DCI Paul Danvers watched her go and smiled. She looked on fire! Tense and animate and more gorgeous than ever. He was glad he’d bitten the bullet and moved down here from York. And he was glad even more that he’d finagled the position of being Hillary Greene’s DCI. Now all he had to do was find some way to breech those walls she’d built up around herself, and things would start to get very interesting indeed.
He pushed open the door and smiled as Darren Cleaver looked up at him, puzzled and nervous. ‘Detective Chief Inspector Paul Danvers has just entered the room,’ he said, for the tape, and pulled up a chair.
‘Now, Mr Cleaver, about your bank accounts …’
Hillary drove more quickly than she was used to, and Puff the Tragic Wagon responded gallantly, but even so, as she indicated on the main road to turn off to Aston Lea, she saw Janine’s sporty new Mini disappear down the narrow lane ahead of her. When she pulled up outside the Cleaver
residence
, Janine was waiting for her.
‘Boss, what …?’ Janine broke off as Hillary, ignoring her, ran to the door and rang the bell. Inside there was only an ominous silence.
‘Boss, I don’t think there’s anyone in,’ Janine said. She was peering through the front window, hands cupped to the side of her face to block out excess light.
Hillary turned and walked quickly around the side of the house, opening the wooden gate and turning the corner, intending to see if the back door was open. But suddenly she yelled, ‘Shit!’ and started to run. Janine, the adrenaline abruptly pumping into her veins, took off after her and felt her breath catch as she too, saw what Hillary had just seen.
Jenny Cleaver, her face blue and congested, her tongue hanging grotesquely out from between her lips, was dangling from a hanging basket of flowers. She was turning slowly, almost elegantly in the slight breeze, as Hillary Greene reached her. She was wearing a pale linen suit and a pair of cream Italian shoes that Janine would have given her eye teeth for. It was funny, the things you noticed, Janine thought, as she watched her boss grab Jenny Cleaver’s calves and lift her up.

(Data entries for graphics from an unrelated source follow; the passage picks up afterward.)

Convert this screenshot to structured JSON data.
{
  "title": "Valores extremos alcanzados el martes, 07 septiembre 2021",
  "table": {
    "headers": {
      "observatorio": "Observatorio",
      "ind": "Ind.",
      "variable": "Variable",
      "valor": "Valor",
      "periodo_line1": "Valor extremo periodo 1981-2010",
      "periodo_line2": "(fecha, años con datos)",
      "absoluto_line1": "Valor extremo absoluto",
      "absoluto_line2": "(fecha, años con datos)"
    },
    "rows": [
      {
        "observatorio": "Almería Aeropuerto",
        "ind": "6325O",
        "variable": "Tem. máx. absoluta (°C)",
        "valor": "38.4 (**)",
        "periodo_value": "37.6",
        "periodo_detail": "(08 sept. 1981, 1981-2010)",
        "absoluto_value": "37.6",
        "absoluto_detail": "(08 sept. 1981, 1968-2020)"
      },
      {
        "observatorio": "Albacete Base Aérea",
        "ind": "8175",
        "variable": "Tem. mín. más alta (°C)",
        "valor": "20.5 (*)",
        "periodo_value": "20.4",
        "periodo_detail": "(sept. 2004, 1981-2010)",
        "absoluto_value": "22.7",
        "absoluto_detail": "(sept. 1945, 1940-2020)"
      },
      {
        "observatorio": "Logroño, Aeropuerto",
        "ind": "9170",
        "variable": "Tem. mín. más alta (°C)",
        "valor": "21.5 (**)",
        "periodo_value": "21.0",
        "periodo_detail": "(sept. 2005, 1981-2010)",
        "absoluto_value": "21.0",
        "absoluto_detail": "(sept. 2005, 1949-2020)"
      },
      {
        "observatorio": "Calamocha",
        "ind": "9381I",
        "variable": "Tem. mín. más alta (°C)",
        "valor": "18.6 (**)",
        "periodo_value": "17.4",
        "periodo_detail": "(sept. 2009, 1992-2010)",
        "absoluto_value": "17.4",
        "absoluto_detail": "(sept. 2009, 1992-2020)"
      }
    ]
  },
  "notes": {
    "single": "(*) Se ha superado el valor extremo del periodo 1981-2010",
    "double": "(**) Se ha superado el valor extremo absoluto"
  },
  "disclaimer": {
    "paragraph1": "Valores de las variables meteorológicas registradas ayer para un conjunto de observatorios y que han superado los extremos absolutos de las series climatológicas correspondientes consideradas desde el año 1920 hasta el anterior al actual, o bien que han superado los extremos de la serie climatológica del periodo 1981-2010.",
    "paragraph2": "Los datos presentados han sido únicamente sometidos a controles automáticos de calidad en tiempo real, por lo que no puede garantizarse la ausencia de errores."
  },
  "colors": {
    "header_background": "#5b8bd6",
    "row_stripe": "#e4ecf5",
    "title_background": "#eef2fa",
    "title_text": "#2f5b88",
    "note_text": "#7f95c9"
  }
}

‘Quick! Look for some garden shears, something, to cut the twine,’ Hillary yelled, although she knew it was probably already too late. Although Jenny Cleaver didn’t weigh much, Hillary could feel her arm muscles already beginning to strain, as she took the woman’s weight off the cord cutting into her neck.
It was only when her senior officer spoke that Janine saw that Jenny Cleaver had hanged herself with some green garden twine. The white plastic garden chair that she’d used to climb up on was now overturned on the patio flagstones.
The flowers in the basket were scarlet geraniums and some pretty blue flowers. Lobelias maybe.